Controlli e liti

Le perdite «salvano» dal penale

di Antonio Iorio

L’agenzia delle Entrate con la circolare 15/E del 28 aprile scorso ha fornito le indicazioni sul calcolo dell’ imposta dovuta nell’ipotesi in cui il contribuente ha a propria disposizione delle perdite scomputabili dal maggior imponibile .

Il documento di prassi, in estrema sintesi, coordina diverse disposizioni secondo le quali l’imposta evasa va determinata sull’imponibile al netto delle perdite del periodo scomputandole così “automaticamente”.

Secondo questa previsione quindi pur in presenza di un accertamento , l’imposta pretesa dall’amministrazione sarebbe la stessa che il contribuente avrebbe versato se avesse fin da subito dichiarato il maggior imponibile.

La circolare, tuttavia, non affronta i possibili risvolti penali della nuova modalità di calcolo.

Innanzitutto, va ricordato che con la riforma del sistema sanzionatorio penale, è stata anche modificata la definizione di imposta evasa, prevedendo ora espressamente che non possa trattarsi dell’imposta teorica e non effettivamente dovuta collegata a:

•una rettifica in diminuzione di perdite dell’esercizio;

•perdite pregresse spettanti e utilizzabili.

Ne consegue, in buona sostanza, che, se a seguito di un accertamento ad una società, fosse ripresa a tassazione una base imponibile la cui imposta evasa superi la soglia di punibilità, non è detto che il reato sia commesso.

Potrebbe infatti verificarsi che la società in questione in quell’esercizio sia in perdita e, pertanto, computando il valore negativo, la base imponibile da tassare diminuisca con l’effetto che l’imposta evasa potrebbe scendere sotto la soglia penale.

Analogamente, potrebbe verificarsi che il contribuente abbia delle perdite degli anni precedenti da utilizzare per l’esercizio in contestazione, e quindi per effetto di tale valore negativo, la rettifica si traduca in un’imposta evasa sotto la relativa soglia penale.
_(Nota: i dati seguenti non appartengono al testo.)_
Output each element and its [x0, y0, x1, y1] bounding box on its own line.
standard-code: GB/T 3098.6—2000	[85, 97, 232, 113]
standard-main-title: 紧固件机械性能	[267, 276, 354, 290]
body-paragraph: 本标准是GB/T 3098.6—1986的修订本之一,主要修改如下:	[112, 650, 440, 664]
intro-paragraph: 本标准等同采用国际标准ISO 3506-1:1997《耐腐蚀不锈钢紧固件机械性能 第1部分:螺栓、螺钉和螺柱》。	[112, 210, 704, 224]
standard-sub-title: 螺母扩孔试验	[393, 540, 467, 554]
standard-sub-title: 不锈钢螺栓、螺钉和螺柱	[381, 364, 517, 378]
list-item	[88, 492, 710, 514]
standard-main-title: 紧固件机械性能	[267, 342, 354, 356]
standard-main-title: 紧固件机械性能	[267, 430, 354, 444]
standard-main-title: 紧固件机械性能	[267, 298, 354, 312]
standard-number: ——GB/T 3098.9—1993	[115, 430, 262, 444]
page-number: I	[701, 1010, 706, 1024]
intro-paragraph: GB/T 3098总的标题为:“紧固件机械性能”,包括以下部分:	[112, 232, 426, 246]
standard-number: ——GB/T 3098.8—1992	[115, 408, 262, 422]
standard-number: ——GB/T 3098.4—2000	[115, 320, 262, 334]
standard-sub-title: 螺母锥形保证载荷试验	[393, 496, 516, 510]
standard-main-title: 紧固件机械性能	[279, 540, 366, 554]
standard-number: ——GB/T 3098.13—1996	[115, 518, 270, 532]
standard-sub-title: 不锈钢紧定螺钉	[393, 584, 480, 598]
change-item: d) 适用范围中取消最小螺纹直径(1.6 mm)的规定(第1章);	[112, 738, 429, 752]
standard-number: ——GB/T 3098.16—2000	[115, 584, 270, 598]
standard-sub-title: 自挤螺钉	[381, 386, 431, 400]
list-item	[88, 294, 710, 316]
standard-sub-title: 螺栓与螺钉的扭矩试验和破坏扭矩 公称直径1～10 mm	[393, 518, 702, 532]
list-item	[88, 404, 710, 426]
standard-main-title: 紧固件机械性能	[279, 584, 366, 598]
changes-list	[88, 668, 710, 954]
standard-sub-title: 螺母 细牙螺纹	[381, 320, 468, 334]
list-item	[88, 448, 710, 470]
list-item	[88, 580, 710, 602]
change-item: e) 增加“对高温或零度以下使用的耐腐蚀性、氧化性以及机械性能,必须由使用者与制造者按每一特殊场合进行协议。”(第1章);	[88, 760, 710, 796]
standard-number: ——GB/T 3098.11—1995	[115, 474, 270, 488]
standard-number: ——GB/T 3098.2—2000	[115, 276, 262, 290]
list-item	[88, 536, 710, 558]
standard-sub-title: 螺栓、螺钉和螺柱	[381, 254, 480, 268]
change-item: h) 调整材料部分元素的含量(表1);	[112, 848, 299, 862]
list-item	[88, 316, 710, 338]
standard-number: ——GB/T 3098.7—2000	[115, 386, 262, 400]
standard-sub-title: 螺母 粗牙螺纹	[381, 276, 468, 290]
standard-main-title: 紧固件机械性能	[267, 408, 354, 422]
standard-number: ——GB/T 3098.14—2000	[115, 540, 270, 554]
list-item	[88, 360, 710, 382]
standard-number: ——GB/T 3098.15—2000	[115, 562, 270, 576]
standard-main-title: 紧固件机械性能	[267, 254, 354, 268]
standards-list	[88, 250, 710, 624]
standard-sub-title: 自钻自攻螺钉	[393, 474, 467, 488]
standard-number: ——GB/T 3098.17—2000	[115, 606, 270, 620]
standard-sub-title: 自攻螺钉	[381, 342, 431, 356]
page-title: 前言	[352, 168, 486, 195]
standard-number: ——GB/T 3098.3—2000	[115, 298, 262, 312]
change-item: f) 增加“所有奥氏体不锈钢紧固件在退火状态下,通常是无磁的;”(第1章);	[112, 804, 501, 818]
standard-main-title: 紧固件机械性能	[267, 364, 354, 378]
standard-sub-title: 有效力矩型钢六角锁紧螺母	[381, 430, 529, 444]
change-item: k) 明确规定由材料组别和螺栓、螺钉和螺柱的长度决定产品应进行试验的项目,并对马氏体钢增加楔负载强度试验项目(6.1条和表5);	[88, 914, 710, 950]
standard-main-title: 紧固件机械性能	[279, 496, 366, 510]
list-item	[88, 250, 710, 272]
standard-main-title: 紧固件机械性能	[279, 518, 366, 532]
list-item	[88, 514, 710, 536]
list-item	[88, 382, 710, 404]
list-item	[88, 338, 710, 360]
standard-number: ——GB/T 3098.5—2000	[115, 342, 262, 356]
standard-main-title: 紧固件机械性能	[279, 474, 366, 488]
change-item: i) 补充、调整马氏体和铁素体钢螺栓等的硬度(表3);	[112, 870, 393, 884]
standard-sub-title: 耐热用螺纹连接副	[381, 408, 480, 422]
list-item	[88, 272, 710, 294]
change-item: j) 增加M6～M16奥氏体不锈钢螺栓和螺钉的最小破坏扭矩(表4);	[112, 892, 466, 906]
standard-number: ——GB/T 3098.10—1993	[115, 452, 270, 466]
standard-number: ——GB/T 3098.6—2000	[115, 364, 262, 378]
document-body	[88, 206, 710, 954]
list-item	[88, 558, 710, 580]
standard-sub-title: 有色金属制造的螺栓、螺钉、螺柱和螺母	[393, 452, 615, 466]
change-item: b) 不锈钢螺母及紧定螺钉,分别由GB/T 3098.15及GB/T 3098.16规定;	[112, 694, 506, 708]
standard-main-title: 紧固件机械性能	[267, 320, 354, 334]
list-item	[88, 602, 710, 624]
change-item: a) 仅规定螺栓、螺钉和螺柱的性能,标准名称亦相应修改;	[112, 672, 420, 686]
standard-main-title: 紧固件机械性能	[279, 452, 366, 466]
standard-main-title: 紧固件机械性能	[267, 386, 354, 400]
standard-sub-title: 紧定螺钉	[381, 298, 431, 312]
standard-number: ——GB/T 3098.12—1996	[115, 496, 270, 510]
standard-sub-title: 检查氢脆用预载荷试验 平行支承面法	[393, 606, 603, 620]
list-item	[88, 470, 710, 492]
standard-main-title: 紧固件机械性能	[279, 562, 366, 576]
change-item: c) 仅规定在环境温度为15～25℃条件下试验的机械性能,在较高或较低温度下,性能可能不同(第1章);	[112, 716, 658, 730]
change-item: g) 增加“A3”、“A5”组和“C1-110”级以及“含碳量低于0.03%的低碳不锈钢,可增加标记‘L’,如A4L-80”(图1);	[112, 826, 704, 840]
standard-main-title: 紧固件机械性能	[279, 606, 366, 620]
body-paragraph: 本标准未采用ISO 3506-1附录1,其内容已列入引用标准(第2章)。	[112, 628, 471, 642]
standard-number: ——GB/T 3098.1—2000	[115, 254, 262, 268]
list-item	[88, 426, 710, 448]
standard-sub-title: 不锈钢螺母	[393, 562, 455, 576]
In tale contesto, occorre considerare che la notizia di reato, quando deriva da controlli fiscali, può fondarsi sia sul processo verbale di constatazione sia sull’avviso di accertamento.

Tuttavia, solo per quest’ultimo, secondo le indicazioni contenute nella predetta circolare, sarà calcolata fin da subito la reale imposta dovuta, ossia sull’imponibile decurtato delle perdite di periodo. Va da sé, che in esito ad un accertamento sarà possibile concretamente verificare l’eventuale superamento della soglia penale.

Nel processo verbale di constatazione, invece, normalmente i verificatori si “limitano” al calcolo del maggior imponibile trascurando calcoli di sorta sulla reale imposta dovuta.

Occorrerà così comprendere, alla luce delle nuove previsioni normative, se tali verbali dovranno meglio verificare la posizione del contribuente così da consentire al Pm di disporre di tutte le informazioni utili per il calcolo corretto.

Questa novità interessa tutti i reati tributari la cui condotta scatta al superamento di una determinata soglia di imposta evasa: l’ipotesi più frequente riguarda la dichiarazione infedele, ma va considerato il calcolo anche per il reato di dichiarazione fraudolenta ovvero di dichiarazione omessa.

Se già dalla redazione del pvc non saranno effettivamente considerate le perdite del contribuente, si rischierà di inviare in Procura molteplici notizie di reato, che solo in seguito all’emissione dell’avviso di accertamento, si scopriranno in realtà sotto soglia.

È così auspicabile che sia guardia di Finanza sia agenzia delle Entrate, adeguino le proprie procedure già in sede di verifica.